Giulia Carcasi: Ruggine. Un racconto

26 Luglio 2005

Due uomini d´affari prendono un aperitivo da Rosati, brindano a un contratto, parlano di donne dello spettacolo, s´intendono alla perfezione su gambe vertiginose e scollature profonde.
Una ragazza aspetta al tavolino qualcuno. Un vestito di seta turchese le accarezza il corpo, una matita sottolinea i suoi occhi blu. Ogni tanto guarda l´orologio, sposta il posacenere un centimetro a destra e uno a sinistra, di nuovo l´orologio, poi i suoi occhi azzurri si spengono in un pensiero triste: forse lui non verrà.
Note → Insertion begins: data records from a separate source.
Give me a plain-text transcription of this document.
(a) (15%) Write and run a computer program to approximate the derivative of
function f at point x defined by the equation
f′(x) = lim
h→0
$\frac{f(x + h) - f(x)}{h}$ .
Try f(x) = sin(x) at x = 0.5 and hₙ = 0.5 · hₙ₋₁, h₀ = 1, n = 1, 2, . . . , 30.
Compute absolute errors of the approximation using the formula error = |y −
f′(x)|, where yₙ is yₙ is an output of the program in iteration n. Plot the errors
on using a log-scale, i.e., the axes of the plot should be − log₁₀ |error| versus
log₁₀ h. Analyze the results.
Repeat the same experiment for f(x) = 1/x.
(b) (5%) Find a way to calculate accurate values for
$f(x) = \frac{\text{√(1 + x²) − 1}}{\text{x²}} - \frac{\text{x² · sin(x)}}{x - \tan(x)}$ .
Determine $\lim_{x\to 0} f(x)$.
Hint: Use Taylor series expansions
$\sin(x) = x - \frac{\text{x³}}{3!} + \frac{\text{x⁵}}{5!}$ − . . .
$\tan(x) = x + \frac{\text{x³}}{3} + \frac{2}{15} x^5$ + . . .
So quanto è dura l´attesa.
Vado di corsa, faccio passi svelti, più svelti, per arrivare presto, più presto. Abbiamo già perso tanto tempo io e te...
Un suonatore di strada dà vita a una musica nostalgica, sperando di strappare qualche centesimo ai passanti.
Ti aspetto.
Mi siedo sui gradini di Santa Maria dei Miracoli. Non entro, sono anni che non mi confesso, ho smesso di credere ai santi.
Piazza del Popolo trattiene il suo fascino, come quelle signore invecchiate bene.
E´ un porto di mare qui: gente che va, gente che viene, gente che vorresti trattenere per guardarla meglio, per rubarle una storia. Gente di passaggio che si stringe nella giacca e scivola via.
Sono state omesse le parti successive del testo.